Green Gone Wild vs RAL 230-3
Green Gone Wild (Cloverdale Paint) and RAL 230-3 (RAL Effect) come from different manufacturers. Both sit in the green-yellow family, which is useful context if you're narrowing within a single hue direction. Their light reflectance values are nearly the same — 32 vs 31 — so neither will read significantly brighter or darker than the other. A ΔE of 15.2 puts these firmly in different territory — two distinct design choices rather than close alternatives. Below you'll find 2 real-room photo comparisons where both colors appear side by side, plus 5 simulated room previews.
Green Gone Wild vs RAL 230-3 in Real Spaces
2 real rooms side by side. Seeing Green Gone Wild and RAL 230-3 in actual rooms makes the difference concrete; browse the spaces below to get a feel for how each color lives on a wall.
Kitchen
Kitchens often have the harshest, most revealing light in the house — under-cabinet LEDs and overhead fixtures that strip away subtlety. At this scale, the choice between them becomes clear in a way that a swatch alone can't communicate.
Bathroom
Small bathrooms intensify color. A shade that seems quiet in a larger room can feel immersive when you're surrounded by it on four walls.
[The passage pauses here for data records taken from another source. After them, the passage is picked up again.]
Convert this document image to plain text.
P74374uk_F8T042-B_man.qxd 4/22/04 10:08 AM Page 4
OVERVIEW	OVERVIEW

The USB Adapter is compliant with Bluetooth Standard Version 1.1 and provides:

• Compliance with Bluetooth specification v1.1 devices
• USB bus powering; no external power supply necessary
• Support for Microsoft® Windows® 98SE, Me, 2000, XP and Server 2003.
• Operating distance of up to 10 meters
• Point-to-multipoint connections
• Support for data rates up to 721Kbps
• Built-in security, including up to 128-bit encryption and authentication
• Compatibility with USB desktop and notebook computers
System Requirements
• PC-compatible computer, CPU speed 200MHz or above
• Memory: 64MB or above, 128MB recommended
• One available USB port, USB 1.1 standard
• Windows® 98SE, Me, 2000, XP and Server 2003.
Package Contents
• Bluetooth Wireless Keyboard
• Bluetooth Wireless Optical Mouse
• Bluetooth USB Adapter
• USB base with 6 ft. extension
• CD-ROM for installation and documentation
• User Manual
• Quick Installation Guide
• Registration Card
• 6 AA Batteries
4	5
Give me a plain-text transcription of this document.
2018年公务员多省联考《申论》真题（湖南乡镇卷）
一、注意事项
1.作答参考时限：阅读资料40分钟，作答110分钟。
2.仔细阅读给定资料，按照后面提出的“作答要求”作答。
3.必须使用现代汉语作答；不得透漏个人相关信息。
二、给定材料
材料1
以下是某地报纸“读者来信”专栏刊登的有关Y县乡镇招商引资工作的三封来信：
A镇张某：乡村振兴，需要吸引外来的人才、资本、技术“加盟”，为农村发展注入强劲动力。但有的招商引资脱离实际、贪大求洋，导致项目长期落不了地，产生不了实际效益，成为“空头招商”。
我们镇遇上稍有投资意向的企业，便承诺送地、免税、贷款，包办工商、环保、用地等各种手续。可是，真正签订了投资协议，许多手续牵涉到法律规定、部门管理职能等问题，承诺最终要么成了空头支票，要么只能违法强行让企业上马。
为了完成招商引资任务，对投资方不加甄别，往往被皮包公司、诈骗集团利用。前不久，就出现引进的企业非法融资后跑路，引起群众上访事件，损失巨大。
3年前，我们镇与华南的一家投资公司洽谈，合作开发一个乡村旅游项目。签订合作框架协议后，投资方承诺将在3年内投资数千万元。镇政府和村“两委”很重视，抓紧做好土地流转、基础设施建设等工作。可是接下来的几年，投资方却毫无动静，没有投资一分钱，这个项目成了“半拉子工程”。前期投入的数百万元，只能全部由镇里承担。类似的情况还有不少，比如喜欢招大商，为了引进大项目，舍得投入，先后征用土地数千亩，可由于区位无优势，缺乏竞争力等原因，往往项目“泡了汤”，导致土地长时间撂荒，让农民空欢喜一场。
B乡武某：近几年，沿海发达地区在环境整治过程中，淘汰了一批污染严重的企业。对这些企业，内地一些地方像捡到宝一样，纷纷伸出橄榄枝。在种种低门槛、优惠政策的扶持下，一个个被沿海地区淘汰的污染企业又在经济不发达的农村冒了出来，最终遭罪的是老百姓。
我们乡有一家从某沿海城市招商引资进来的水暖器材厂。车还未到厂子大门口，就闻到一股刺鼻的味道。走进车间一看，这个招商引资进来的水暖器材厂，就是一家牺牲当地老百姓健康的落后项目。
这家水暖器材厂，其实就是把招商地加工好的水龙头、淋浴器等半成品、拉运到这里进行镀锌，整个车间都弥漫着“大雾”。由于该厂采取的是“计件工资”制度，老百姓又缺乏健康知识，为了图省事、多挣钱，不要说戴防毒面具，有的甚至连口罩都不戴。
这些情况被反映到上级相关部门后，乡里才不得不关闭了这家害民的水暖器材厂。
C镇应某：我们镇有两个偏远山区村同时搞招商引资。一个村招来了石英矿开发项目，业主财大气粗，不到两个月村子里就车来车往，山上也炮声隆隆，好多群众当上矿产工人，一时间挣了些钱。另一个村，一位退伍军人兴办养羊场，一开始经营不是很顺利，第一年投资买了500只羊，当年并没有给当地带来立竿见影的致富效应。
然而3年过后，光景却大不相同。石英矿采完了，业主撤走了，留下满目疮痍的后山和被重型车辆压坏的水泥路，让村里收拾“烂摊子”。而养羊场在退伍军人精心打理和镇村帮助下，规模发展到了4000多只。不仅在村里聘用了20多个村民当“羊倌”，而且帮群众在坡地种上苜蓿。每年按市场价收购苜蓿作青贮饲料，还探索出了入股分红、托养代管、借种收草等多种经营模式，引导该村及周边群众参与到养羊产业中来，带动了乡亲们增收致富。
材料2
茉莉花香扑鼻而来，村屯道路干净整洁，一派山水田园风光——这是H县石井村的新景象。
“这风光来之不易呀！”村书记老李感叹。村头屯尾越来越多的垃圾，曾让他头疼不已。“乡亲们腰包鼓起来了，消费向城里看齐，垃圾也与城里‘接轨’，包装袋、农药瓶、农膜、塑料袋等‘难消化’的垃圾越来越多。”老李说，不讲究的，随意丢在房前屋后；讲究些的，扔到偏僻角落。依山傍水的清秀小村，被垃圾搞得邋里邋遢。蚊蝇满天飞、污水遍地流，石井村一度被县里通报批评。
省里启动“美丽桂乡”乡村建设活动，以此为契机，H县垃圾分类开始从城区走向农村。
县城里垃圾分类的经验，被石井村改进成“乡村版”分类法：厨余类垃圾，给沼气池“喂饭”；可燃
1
At this scale, the choice between them becomes clear in a way that a swatch alone can't communicate.
Color Details
Green Gone Wild vs RAL 230-3 Simulated Comparison
5 simulated room previews — drag the slider on each to see Green Gone Wild on one side and RAL 230-3 on the other.
Digital color is approximate. These simulations are generated from the manufacturer's hex values and overlaid on grayscale room photos — your screen's calibration, brightness, and viewing angle all affect how they render. Before committing to either color, test physical samples in your own space under the light you actually live with.
More Green Gone Wild comparisons
See how Green Gone Wild stacks up against other well-photographed colors across different brands and tones.